Different letters represent significant differences among different naphthalene exposure conditions within each exposure day for a particular parameter at p < 0.05 (one-way ANOVA)

Low-density lipoprotein (LDL) and high-density lipoprotein (HDL) are Trig/CHOLES-rich lipoproteins; therefore, their concentrations are dependent on Trig/CHOLES fraction.48 In this study, LDL and HDL levels showed significant gradual increase in a time-dependent manner under naphthalene exposure compared with the control condition (Tables 3 and S2). Higher naphthalene dose, that is, T2, displayed higher LDL and HDL levels. Increasing patterns of LDL and HDL levels were also observed in a time-dependent manner in A. testudineus under anthracene exposure.50 Additionally, Kojima et al.(51) corroborated higher LDL with changes in hepatic enzyme gene expression such as hydroxyl-methylglutaryl-CoA reductase, which suppresses the expression of LDL-receptor gene. However, during short-term exposure, the LDL (1 d) and HDL (1 and 5 d) levels were decreased significantly compared with the control value. Javed et al.(46) explained this reduced HDL during short-term exposure as due to abrupt development of lipid peroxidation since HDL scavenges CHOLES from the liver tissue.

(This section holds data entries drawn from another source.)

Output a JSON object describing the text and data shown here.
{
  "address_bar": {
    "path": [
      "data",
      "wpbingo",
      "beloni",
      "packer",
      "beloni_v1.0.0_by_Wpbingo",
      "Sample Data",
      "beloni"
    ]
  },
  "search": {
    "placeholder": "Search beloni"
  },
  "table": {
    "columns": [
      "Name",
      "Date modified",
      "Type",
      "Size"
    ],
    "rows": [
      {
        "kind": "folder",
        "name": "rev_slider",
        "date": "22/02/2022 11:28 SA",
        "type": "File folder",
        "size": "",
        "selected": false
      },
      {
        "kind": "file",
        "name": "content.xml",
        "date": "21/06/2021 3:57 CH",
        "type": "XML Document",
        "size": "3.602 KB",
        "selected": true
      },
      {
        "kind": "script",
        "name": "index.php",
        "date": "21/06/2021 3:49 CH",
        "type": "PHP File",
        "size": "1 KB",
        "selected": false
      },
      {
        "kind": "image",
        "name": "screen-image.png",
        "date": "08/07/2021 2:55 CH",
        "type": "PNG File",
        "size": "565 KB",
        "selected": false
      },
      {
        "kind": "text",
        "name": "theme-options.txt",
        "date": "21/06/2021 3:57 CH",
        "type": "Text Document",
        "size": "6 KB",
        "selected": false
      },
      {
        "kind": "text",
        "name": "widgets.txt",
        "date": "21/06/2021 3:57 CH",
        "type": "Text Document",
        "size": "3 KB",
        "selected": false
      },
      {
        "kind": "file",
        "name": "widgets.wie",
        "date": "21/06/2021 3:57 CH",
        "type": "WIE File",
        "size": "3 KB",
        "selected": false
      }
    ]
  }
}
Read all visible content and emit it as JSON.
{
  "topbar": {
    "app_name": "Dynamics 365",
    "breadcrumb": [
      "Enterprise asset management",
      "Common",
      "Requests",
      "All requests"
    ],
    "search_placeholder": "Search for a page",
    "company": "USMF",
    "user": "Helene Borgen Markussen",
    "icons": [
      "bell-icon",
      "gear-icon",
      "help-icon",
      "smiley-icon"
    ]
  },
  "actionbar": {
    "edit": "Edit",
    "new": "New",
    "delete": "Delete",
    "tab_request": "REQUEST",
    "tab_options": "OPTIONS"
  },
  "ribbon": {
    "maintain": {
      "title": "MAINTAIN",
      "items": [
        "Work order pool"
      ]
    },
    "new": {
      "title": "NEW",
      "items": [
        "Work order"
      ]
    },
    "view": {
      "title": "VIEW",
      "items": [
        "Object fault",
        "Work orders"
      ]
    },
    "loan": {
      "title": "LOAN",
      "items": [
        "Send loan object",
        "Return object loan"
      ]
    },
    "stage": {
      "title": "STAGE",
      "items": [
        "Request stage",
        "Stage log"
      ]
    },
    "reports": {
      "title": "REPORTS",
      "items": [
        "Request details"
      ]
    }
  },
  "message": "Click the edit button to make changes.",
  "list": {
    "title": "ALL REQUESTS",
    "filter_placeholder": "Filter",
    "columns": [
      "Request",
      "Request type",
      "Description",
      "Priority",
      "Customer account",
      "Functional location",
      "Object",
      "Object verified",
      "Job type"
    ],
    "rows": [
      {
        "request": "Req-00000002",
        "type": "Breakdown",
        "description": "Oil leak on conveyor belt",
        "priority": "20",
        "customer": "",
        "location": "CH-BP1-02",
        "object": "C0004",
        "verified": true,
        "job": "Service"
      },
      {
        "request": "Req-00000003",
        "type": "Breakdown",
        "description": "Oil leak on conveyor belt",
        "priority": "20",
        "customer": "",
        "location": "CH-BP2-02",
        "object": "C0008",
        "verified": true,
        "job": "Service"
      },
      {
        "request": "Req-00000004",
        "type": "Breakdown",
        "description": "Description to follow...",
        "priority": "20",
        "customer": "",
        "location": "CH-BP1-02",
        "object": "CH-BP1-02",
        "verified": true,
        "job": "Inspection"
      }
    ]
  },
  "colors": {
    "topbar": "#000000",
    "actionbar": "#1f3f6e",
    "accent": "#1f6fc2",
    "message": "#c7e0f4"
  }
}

Therefore, decrease in the HDL level in the present study could be corroborated with increased CHOLES contents.52 Contrarily, higher HDL level in this study during long-term exposure could be explained by higher CHOLES level as HDL played a vital role in transporting either reserve CHOLES or excess CHOLES from nonhepatic cells to the liver through the blood.53 On the other hand, decrease in the LDL level during short-term naphthalene exposure in the present study could be corroborated with increased Trig contents. As time proceeds, that is, during long-term naphthalene exposure, the LDL level increased gradually, which could be correlated with a decrease in the Trig level. Therefore, it can be concluded that the LDL level is indirectly proportional to the Trig fraction, while the HDL level is directly proportional to the CHOLES fraction.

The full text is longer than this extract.